Вспоминал о. Андрей Трегубов (2007): «Смерть Мити — страшная трагедия. Смерть Богом не сотворена. Весь приход участвовал в похоронах, ведь этот приход был их, Солженицыных. Мы венчали здесь и Митю, и потом Игошу. Мы и Татьяну крестили. Это страшное потрясение, до сих пор. Митя, живой, спортивный, энергичный, нежно любил своих маленьких братьев, умел найти с ними внутренний язык и был для них проводником во внешний мир, их первой связью с Америкой, её запахами и вкусами. Они сроднились с этой землёй. Начинаешь чувствовать землю своей родной, если есть у тебя в ней своя могила. Для них память Мити имеет колоссальное значение».

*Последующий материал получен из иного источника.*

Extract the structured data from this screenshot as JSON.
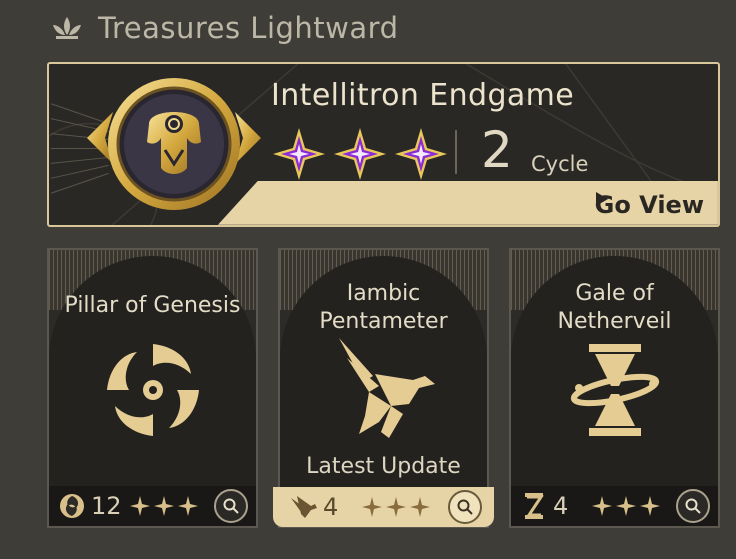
{
  "header": {
    "title": "Treasures Lightward",
    "icon": "lotus-icon"
  },
  "top_card": {
    "title": "Intellitron Endgame",
    "stars": 3,
    "cycle_number": "2",
    "cycle_label": "Cycle",
    "go_view_label": "Go View",
    "emblem": "robot-helm-emblem"
  },
  "cards": [
    {
      "title": "Pillar of Genesis",
      "icon": "vortex-icon",
      "footer_icon": "swirl-icon",
      "count": "12",
      "stars": 3
    },
    {
      "title": "Iambic Pentameter",
      "subtitle": "Latest Update",
      "icon": "bird-icon",
      "footer_icon": "feather-icon",
      "count": "4",
      "stars": 3,
      "highlighted": true
    },
    {
      "title": "Gale of Netherveil",
      "icon": "hourglass-icon",
      "footer_icon": "hourglass-small-icon",
      "count": "4",
      "stars": 3
    }
  ],
  "colors": {
    "gold": "#d9b968",
    "accent_purple": "#8a2bd6",
    "cream": "#e6d4a7",
    "background": "#3f3d38"
  }
}
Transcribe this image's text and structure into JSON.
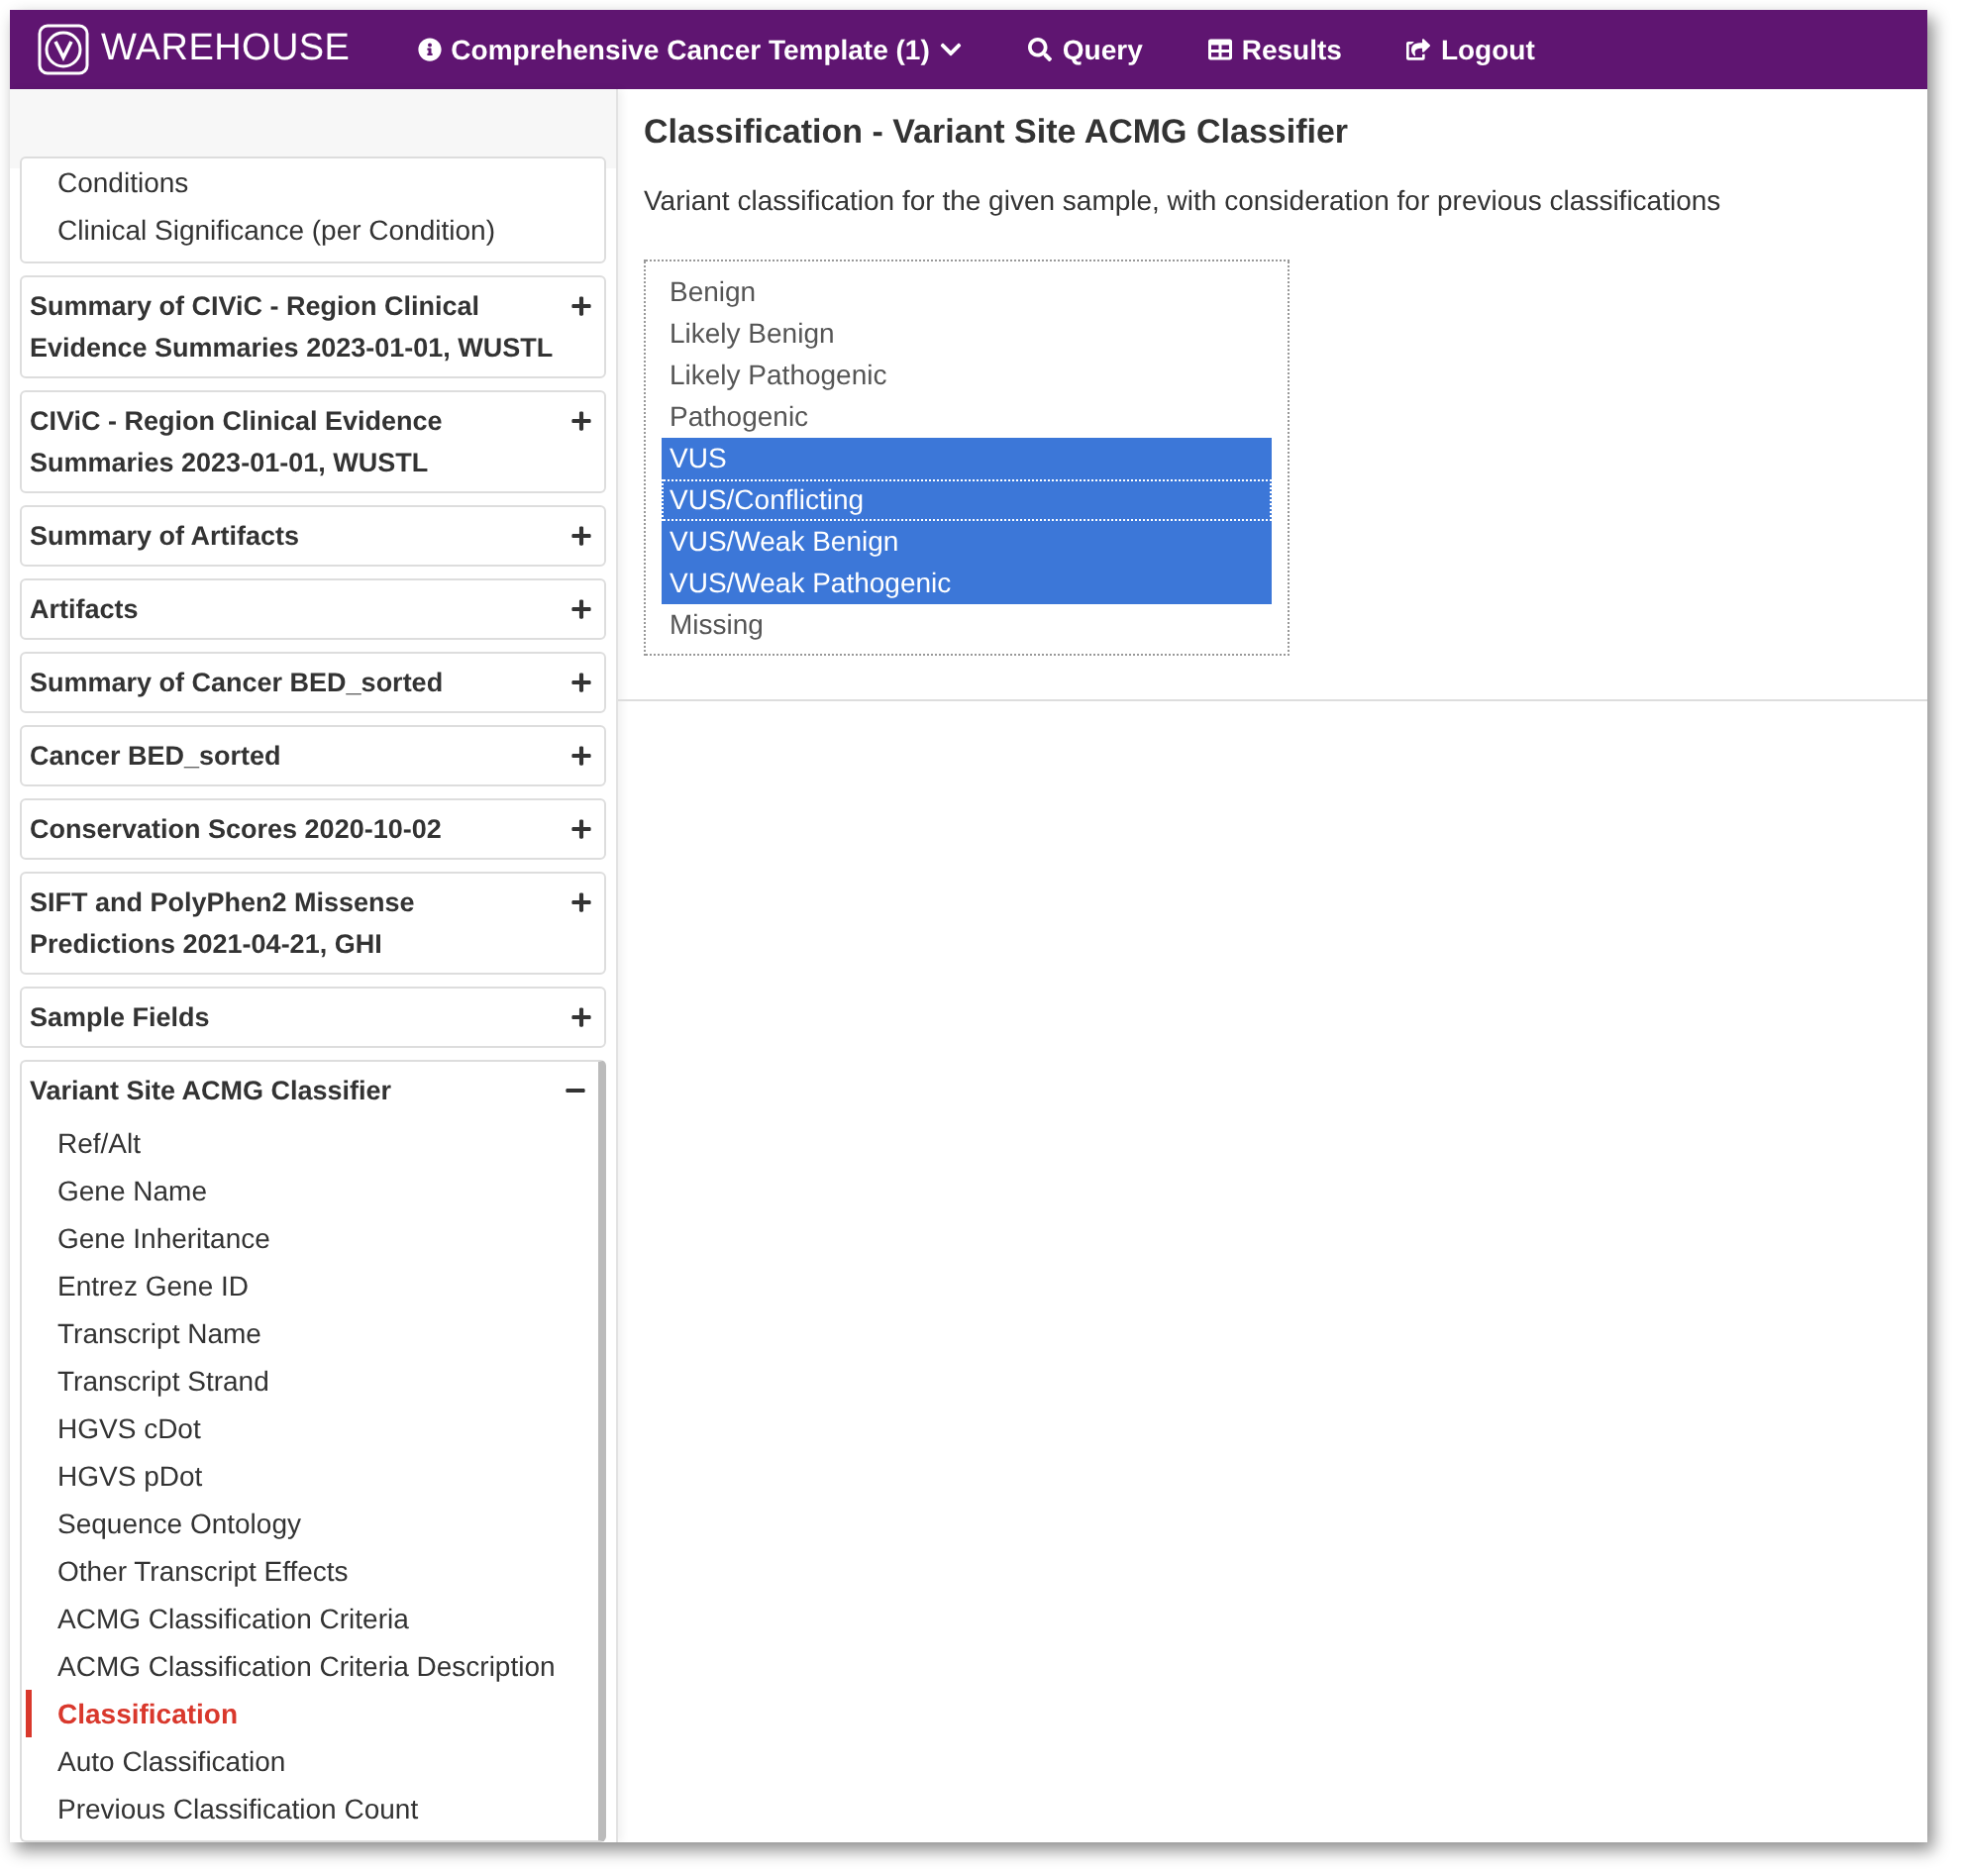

Две маленькие туи по обе стороны невысокого гранитного креста, посаженные весной 1994-го, ныне пышно разрослись, и ещё выше, ещё нарядней стал клён, в тени которого покоится Дмитрий Тюрин.

…Последнее, что Солженицын написал в вермонтском доме, уже в «эпоху укладки», была публицистическая работа «“Русский вопрос” к концу XX века», обращённая к злободневности, если смотреть на неё через призму отечественной и европейской истории. С «Русским вопросом» он ехал домой (уже в июле его напечатает «Новый мир»), и теперь на главный тезис, поставленный в плоскости шекспировской — «быть нашему народу или не быть?» — соотечественники получали шанс отвечать вместе с Солженицыным. А. И. надеялся встретить на родине духовно здоровых людей, строителей новой России — «может быть они, возрастая, взаимовлияя, соединяя усилия, — постепенно оздоровят нашу нацию». Ибо «Русский вопрос» в конце ХХ века заключался в неисполненном уже два с половиной столетия Сбережении Народа.

«Я боялся дожить в Вермонте до смерти или до последней телесной слабости. Умереть — я должен успеть в России. Но ещё раньше успеть — вернуться в Россию, пока есть жизненные силы. Пока — ощущаю в себе пружину. Есть жажда вмешаться в российские события, есть энергия действовать. Плечи мои ещё не приборолись, у меня даже — прилив сил…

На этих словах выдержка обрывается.